Abstract
TRANSFAC is a database on transcription factors, their genomic binding sites and DNA-binding profiles (http://transfac.gbf.de/TRANSFAC/ ). Its content has been enhanced, in particular by information about training sequences used for the construction of nucleotide matrices as well as by data on plant sites and factors. Moreover, TRANSFAC has been extended by two new modules: PathoDB provides data on pathologically relevant mutations in regulatory regions and transcription factor genes, whereas S/MARt DB compiles features of scaffold/matrix attached regions (S/MARs) and the proteins binding to them. Additionally, the databases TRANSPATH, about signal transduction, and CYTOMER, about organs and cell types, have been extended and are increasingly integrated with the TRANSFAC data sources.
INTRODUCTION
Gene regulation is still a major issue of molecular biology, and several new methodologies enable us to globally characterize gene expression patterns and profiles at a phenomenological level.

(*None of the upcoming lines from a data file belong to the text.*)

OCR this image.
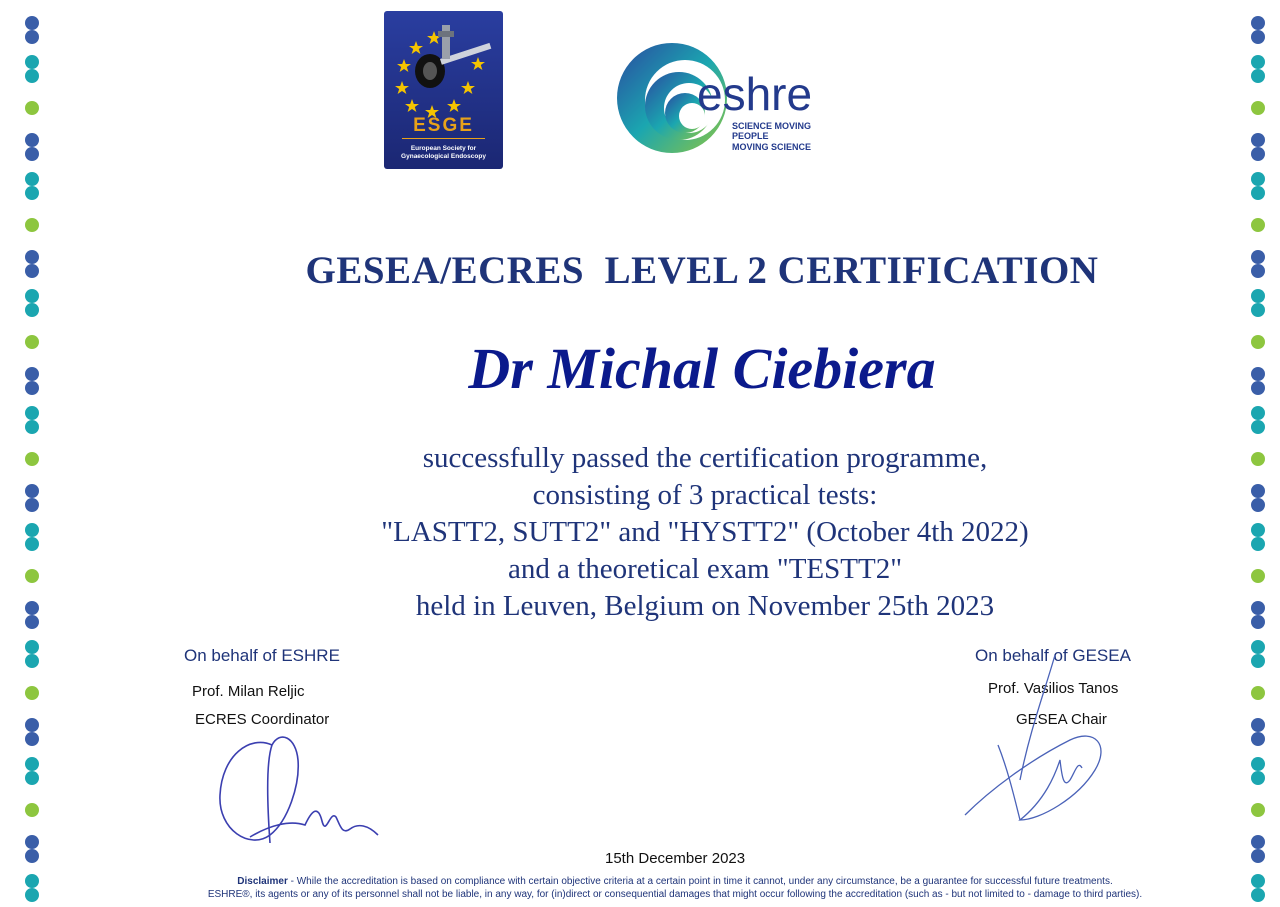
ESGE
European Society for
Gynaecological Endoscopy
eshre
SCIENCE MOVING
PEOPLE
MOVING SCIENCE
GESEA/ECRES  LEVEL 2 CERTIFICATION
Dr Michal Ciebiera
successfully passed the certification programme,
consisting of 3 practical tests:
"LASTT2, SUTT2" and "HYSTT2" (October 4th 2022)
and a theoretical exam "TESTT2"
held in Leuven, Belgium on November 25th 2023
On behalf of ESHRE
Prof. Milan Reljic
ECRES Coordinator
On behalf of GESEA
Prof. Vasilios Tanos
GESEA Chair
15th December 2023
Disclaimer - While the accreditation is based on compliance with certain objective criteria at a certain point in time it cannot, under any circumstance, be a guarantee for successful future treatments.
ESHRE®, its agents or any of its personnel shall not be liable, in any way, for (in)direct or consequential damages that might occur following the accreditation (such as - but not limited to - damage to third parties).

However, the number of organs/cell types, developmental stages and conditional factors is so huge that we cannot expect all combinations of them to be exhaustively characterized by specific experimental setups. Therefore, there is a great need for comprehensive tools for the in silico identification of genomic signals that govern gene regulation events, and this requirement increases with the number of genomes that have been sequenced completely and are now to be exploited for biotechnological, pharmaceutical, agricultural or other purposes.
For these reasons, more than a decade ago we began to compile information about cis-regulatory DNA sequences and trans-acting factors (1). This compilation was transferred into a computer-readable format and released as an EMBL-like ASCII flat-file for public use as TRANSFAC database (2). Since then, it has been reorganized as a hierarchical and, subsequently, a relational database (3,4), increasingly linked with other databases allowing its integration into DBGET (5) and SRS (6,7). A major breakthrough was achieved by linking it with TRRD (Transcription Regulatory Region Database) (8) and by connecting the database COMPEL on composite regulatory elements (9). Additional database modules have been developed more recently, devoted to signal transduction pathways and organs/cell types (10). In the present contribution, the status of these modules along with that of TRANSFAC will be outlined, and two additional TRANSFAC supplements will be described that provide data on pathologically relevant gene regulatory components (PathoDB) and on scaffold/matrix attached regions, S/MAR (S/MARt DB).
THE TRANSFAC DATABASE
Content of TRANSFAC
The underlying relational database system internally comprises two main tables, SITE and FACTOR. Nearly all other tables (a total of 50 tables) are linked directly or indirectly to one or both (such as REFERENCES) of these two. Of particular importance is the MATRIX table which represents DNA binding profiles for individual or groups of transcription factors and, therefore, is properly linked to the FACTOR table. The data structure of the relational system has changed slightly in that an additional table has been introduced linking MATRIX entries with their corresponding training sequences. These sequences have been incorporated into the SITE table (10), and are now explicitly listed in the individual MATRIX entries of the flat-file version as well.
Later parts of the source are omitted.